205話
一九世紀。パリに流れるセーヌ川左岸のオデオン周辺。その対岸である右岸の地価は比較的安く、そこを狙い出版社を創設した者がいた。その内部には印刷所や書店を併設したりと、当時を考えてもかなり意欲的な建物。三階建てで吹き抜けの広々とした空間。

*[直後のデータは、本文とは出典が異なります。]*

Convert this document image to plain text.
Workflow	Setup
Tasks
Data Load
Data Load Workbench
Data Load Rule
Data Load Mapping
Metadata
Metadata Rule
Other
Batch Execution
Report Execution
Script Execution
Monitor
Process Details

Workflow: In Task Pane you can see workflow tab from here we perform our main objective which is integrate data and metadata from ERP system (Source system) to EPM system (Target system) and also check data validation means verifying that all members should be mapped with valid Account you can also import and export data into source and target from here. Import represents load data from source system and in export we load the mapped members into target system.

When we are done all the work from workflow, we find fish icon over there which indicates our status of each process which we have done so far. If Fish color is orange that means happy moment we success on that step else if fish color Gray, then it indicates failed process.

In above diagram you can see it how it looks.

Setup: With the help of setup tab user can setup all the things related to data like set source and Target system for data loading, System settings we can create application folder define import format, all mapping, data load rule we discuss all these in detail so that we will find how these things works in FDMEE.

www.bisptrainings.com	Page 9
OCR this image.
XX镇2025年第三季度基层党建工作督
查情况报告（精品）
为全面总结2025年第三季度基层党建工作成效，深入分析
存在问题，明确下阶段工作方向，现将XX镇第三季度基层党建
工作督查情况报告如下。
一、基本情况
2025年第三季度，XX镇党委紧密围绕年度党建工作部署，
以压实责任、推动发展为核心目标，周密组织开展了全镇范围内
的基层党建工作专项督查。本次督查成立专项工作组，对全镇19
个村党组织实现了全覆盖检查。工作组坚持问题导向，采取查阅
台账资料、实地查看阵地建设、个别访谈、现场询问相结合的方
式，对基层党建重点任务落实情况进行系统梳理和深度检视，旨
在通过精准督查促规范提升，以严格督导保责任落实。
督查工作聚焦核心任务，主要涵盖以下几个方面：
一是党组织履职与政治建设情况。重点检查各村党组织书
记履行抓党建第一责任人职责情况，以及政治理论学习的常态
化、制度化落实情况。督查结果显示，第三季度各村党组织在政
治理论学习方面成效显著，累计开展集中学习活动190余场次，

ジョルジュ・サンドやヴィクトル・ユーゴーらを扱っていたこの出版社はその後、この場所は魂を受け継ぐ者が当時の面影を残しつつも、新たな使い方を模索した。一階は書棚などはそのままに、バーカウンターを設置し、その背後にはボトル。店員がいる。
その他、フロアの壁の書棚には実際の古い書物やインテリアが置かれ、オシャレな雰囲気に一役買い、テーブルやソファー席なども多く設置する、人気の隠れ家的カフェ。時期に合わせてクリスマスのガーランドなども。
その壁を背にした一席。コーヒーの湯気をくゆらせながら、携帯を操作するシシー。当然、写真を撮影してSNS、という性格ではない。その連絡相手はサーシャ。頼み事は完了した模様。ここから彼女達の夜が始まる。が、その前に。
「グウェンドリン・グラシエットさんだね? 話そう。こっちのことはよくわからないからね」
「……!」
テーブルをひとつ挟み座る、キャスケットを目深に被った女性に声をかけた。カーキ色のロングコート。同じように携帯を操作している。その人物が手を止めた。唇を噛む。
しかし落ち着いた様子でコーヒーを楽しむシシーは、宥めるように優しい口調。
「すまない、驚かせてしまったかな。モンフェルナ学園に通う生徒は全て顔と名前は把握している。記憶するのは得意でね」
写真にはなかったピアスにも言及。似合っているよ、と付け加える。
明らかな動揺。呼吸を深く。心臓が跳ねる。グウェンドリン、と呼ばれた少女の頭の中は散らかったまま。
「……ちょっと、待ってくださいね……」
整理。整理しよう。ウチの生徒を全員……覚えている? だって、何人いるか、通っている生徒どころか教師も把握していないだろう。それを……全部覚えた。いや、待て。ということは——
「当然、レティシア・キャロルさんのことも知っていた。彼女は素敵だね。写真も美人ではあったが、今のほうが好きだ。恋をしている女性は、より輝いて見える。それの影響かな?」
撮影したあとに愛する人に出会ったんだろう、ということはこの二ヶ月以内ほどか。九月の新学年に上がったあとの写真。そこからの変化。予想を立てる。
なん……だろう、この人は。覚えた? そんなこと、不可能な……はず。絶句しつつも、中庭でのことを思い出すグウェンドリン。その話を持ち出すということは。
「そこから自分に気づいていたんですか……」
隠れて見ていたことに。この人は。どうやって。